GLMs consist of three components:

1. **Random Component**: $Y_i$ follows a distribution from the **exponential family** (e.g., Normal, Binomial, Poisson)  
2. **Systematic Component**: Linear predictor 
   $$
   \eta_i = \beta_0 + \beta_1 x_{i1} + ... + \beta_p x_{ip}
   $$  
3. **Link Function** $g(\cdot)$: connects expected value to linear predictor  
   $$
   g(\mathbb{E}[Y_i]) = \eta_i
   $$


## 📌 Common GLM Families and Link Functions

| Family      | Response Type       | Link Function       |
|------------|------------------|------------------|
| Gaussian   | Continuous         | Identity          |
| Binomial   | Binary (0/1)       | Logit             |
| Poisson    | Count data          | Log               |
| Gamma      | Positive continuous | Inverse           |

- Example: Logistic regression is a **GLM with binomial family** and logit link.
- Poisson regression is used for **count data** (e.g., number of accidents per day).


## 📌 GLM Formulation

For observation $i$:

$$
Y_i \sim \text{ExponentialFamily}(\mu_i, \phi)
$$

Linear predictor:  
$$
\eta_i = \beta_0 + \sum_{j=1}^{p} \beta_j x_{ij}
$$

Link function:  
$$
g(\mu_i) = \eta_i
$$

- $\mu_i = \mathbb{E}[Y_i]$  
- $\phi$ = dispersion parameter (for some distributions)  
- Coefficients $\beta_j$ estimated via **Maximum Likelihood Estimation (MLE)**


In [None]:
# Example: Predict number of daily emails received based on work hours
set.seed(123)
work_hours <- c(4, 5, 6, 7, 8, 9, 10)
emails_received <- c(1, 2, 3, 4, 5, 6, 8)  # count data

# Create data frame
glm_data <- data.frame(Hours = work_hours, Emails = emails_received)

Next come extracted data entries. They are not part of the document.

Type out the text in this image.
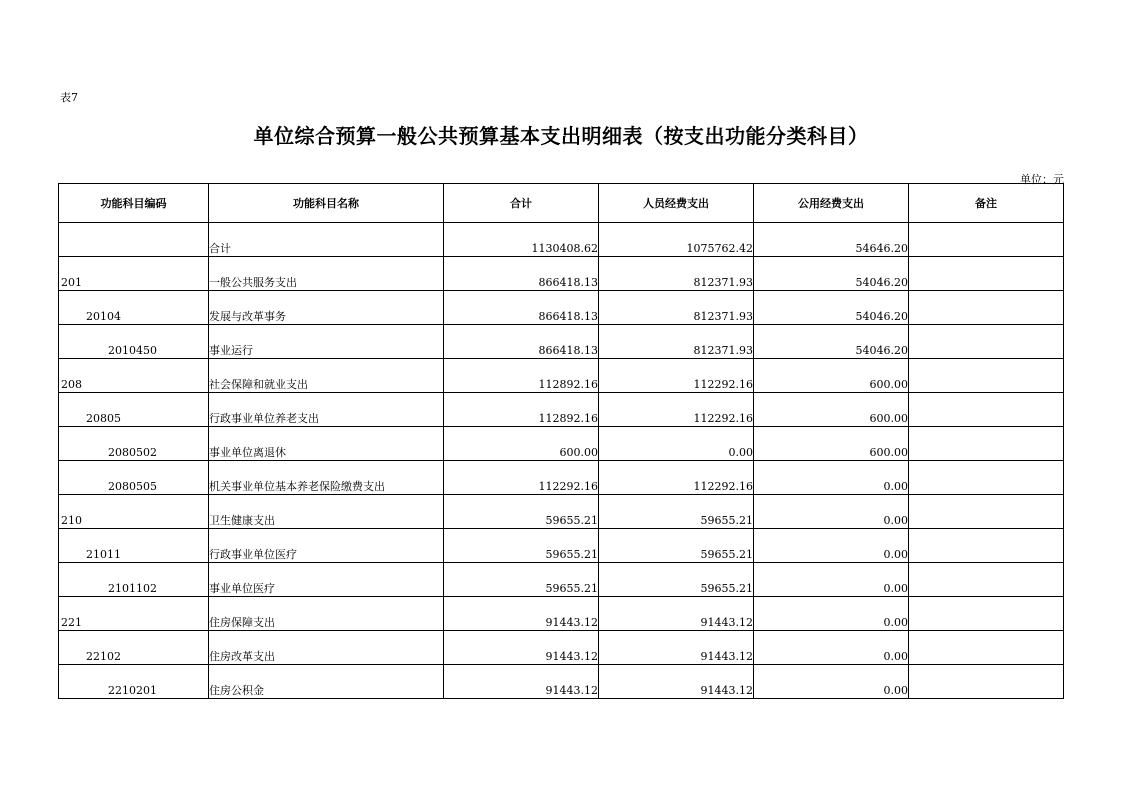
表7
单位综合预算一般公共预算基本支出明细表（按支出功能分类科目）
单位：元
功能科目编码	功能科目名称	合计	人员经费支出	公用经费支出	备注
	合计	1130408.62	1075762.42	54646.20	
201	一般公共服务支出	866418.13	812371.93	54046.20	
20104	发展与改革事务	866418.13	812371.93	54046.20	
2010450	事业运行	866418.13	812371.93	54046.20	
208	社会保障和就业支出	112892.16	112292.16	600.00	
20805	行政事业单位养老支出	112892.16	112292.16	600.00	
2080502	事业单位离退休	600.00	0.00	600.00	
2080505	机关事业单位基本养老保险缴费支出	112292.16	112292.16	0.00	
210	卫生健康支出	59655.21	59655.21	0.00	
21011	行政事业单位医疗	59655.21	59655.21	0.00	
2101102	事业单位医疗	59655.21	59655.21	0.00	
221	住房保障支出	91443.12	91443.12	0.00	
22102	住房改革支出	91443.12	91443.12	0.00	
2210201	住房公积金	91443.12	91443.12	0.00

# Fit Poisson regression (count data)
poisson_model <- glm(Emails ~ Hours, data = glm_data, family = poisson)

# Print summary
summary(poisson_model)

# Predicted values
glm_data$Predicted_Emails <- predict(poisson_model, type = "response")
print("Predicted Number of Emails:")
print(glm_data$Predicted_Emails)


In [None]:
# Plot observed counts and predicted Poisson regression
plot(glm_data$Hours, glm_data$Emails, pch=19, col="blue",
     xlab="Work Hours", ylab="Number of Emails",
     main="Poisson Regression: Work Hours vs Emails")
lines(glm_data$Hours, glm_data$Predicted_Emails, col="red", lwd=2)


## 📌 Advanced Techniques in GLMs

1. **Overdispersion**: When variance > mean in count data (Poisson assumption violated)  
   - Use **Quasi-Poisson** or **Negative Binomial regression**

2. **Regularization**: Prevent overfitting with many predictors  
   - **Lasso (L1)**, **Ridge (L2)**, **Elastic Net**

3. **Interaction terms**: Model combined effect of predictors  
   $$
   \eta = \beta_0 + \beta_1 X_1 + \beta_2 X_2 + \beta_3 X_1 X_2
   $$

4. **Model diagnostics**: Check residuals, leverage, influence points

5. **GLM extensions**: Mixed-effects models (GLMM), generalized additive models (GAM)


# Real-World Analogy

- **Poisson GLM**: Predicting number of cars passing a traffic light per hour based on time of day.  
- **Binomial GLM**: Predicting probability of a customer buying a product based on age and income.  
- GLMs allow **flexible modeling** for different types of outcomes beyond just continuous numbers.